“At every turn in the New Testament, the entire content of the confession of faith goes hand in hand with the little phrase that Jesus is “the Christ, the Son of the living God” [Matt. 16:16]. Whoever confesses him as such before others, Christ will also one day confess him before his Father who is in heaven [Matt. 10:32].
In a sincere moment when many of Jesus’ disciples went back and no longer desired to walk with him, he asked the Twelve: “Do you want to go away as well?” But Simon Peter answered for them all: Lord, to whom shall we go? You have the words of eternal life, and we have believed, and have come to know, that you are the Holy One of God Christ, the Son of the living God” [Matt 16:16; John 6:66–69].
Likewise, as soon as the eunuch made this good confession, he was immediately baptized by Philip [Acts 8:26–40]. It is by the confession that Jesus Christ has come in the flesh that the spirits are known [1 John 4:2]. Therefore, “whoever confesses that Jesus is the Son of God, God abides in him, and he in God” [1 John 4:15].
Jesus is the promised Messiah, the divinely anointed prophet, priest, and king— that is the brief contents of the whole Christian faith. It is the heart of revelation, the heart of Holy Scripture, the bone and marrow of all confession, the central dogma of all the truths of salvation, the center from which all the rays of knowledge of God expand to the periphery. The person of Christ determines the essence of Christianity.
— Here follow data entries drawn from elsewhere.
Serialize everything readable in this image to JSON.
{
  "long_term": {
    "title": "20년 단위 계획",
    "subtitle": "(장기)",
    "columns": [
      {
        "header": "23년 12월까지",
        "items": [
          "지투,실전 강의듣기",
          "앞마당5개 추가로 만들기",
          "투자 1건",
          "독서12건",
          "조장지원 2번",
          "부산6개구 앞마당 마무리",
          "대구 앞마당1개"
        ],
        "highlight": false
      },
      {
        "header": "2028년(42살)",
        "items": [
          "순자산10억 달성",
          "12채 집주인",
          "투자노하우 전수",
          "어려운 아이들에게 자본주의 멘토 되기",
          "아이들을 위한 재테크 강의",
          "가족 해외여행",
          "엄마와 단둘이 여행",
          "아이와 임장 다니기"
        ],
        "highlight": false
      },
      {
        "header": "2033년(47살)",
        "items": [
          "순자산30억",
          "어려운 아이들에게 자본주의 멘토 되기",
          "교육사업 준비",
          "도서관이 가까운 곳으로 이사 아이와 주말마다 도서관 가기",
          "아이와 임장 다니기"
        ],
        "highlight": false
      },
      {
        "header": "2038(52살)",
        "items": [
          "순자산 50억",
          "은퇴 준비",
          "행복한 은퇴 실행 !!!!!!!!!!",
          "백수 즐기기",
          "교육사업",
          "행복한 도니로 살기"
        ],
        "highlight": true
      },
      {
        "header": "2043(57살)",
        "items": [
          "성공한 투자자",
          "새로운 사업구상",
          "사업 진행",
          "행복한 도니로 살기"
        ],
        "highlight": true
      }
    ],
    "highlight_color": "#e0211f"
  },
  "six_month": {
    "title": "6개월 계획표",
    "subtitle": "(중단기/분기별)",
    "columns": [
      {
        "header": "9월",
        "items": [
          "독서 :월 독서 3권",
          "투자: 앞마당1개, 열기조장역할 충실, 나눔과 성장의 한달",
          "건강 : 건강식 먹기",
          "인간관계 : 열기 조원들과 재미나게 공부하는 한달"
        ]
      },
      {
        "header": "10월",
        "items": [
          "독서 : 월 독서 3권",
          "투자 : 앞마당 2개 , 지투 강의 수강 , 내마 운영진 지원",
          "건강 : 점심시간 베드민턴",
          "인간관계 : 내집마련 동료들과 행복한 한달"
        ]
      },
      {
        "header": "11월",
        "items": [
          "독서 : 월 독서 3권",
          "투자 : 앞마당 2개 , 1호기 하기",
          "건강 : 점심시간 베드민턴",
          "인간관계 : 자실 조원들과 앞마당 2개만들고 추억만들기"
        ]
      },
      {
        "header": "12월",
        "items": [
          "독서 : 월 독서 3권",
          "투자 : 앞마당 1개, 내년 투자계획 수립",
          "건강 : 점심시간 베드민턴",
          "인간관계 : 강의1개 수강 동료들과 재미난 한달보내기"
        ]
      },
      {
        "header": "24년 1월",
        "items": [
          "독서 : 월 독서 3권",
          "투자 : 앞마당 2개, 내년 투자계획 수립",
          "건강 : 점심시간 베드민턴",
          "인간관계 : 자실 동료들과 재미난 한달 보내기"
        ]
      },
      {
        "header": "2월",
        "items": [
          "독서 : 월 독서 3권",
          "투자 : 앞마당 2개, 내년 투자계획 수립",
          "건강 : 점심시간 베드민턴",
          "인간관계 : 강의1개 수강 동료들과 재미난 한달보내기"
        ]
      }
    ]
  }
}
With this confession, the church of Christ took its own independent place in the midst of Jews and Gentiles. By it, she was distinguished from them both. For from her confession, she came to an ever- richer development of her faith and life. At first, everyone was baptized who made confession of the Lord Jesus.
Before long, this confession was enhanced to that of the name of the Father, the Son, and the Holy Spirit. In the twelve articles of our indubitably catholic Christian faith, this baptismal confession receives an even greater development.
Finally, in the various confessions of the Christian church, all of these articles have been more closely studied and further explained. The confessions are like branches and leaves proceeding from a single root—that in the beginning, planted in the soil of the church, was the belief that Jesus is the Christ.
To be sure, creation and the Fall, sin and misery are assumed in this short confession of faith. The whole person of Christ, with his names and natures, with his offices and states, lies as if it were in seed form. The whole order of salvation— for the individual, for humanity, for the world— is intricately included in it.
In the cross of Christ, which is an offense to the Jews and foolishness to the Greeks, sin and grace, law and gospel, justice and mercy, guilt and forgiveness are united and reconciled [1 Cor. 1:23]. God and the world, heaven and earth, angels and humanity, peoples and nations extend to one another the hand of peace by that cross.
For by the cross of Christ, God has reconciled the world to himself—not imputing her trespasses against her—and God has triumphed over all authority and powers [2 Cor. 5:19]. In the grace of our Lord Jesus Christ, we participate in the love of the Father and enjoy the fellowship of the Holy Spirit [2 Cor. 13:14].”
–Herman Bavinck, The Sacrifice of Praise: Meditations Before and After Admission to the Lord’s Supper, Trans. and Ed. Cameron Clausing and Gregory Parker Jr (Peabody, MA: Hendrickson, 2019), 42-43.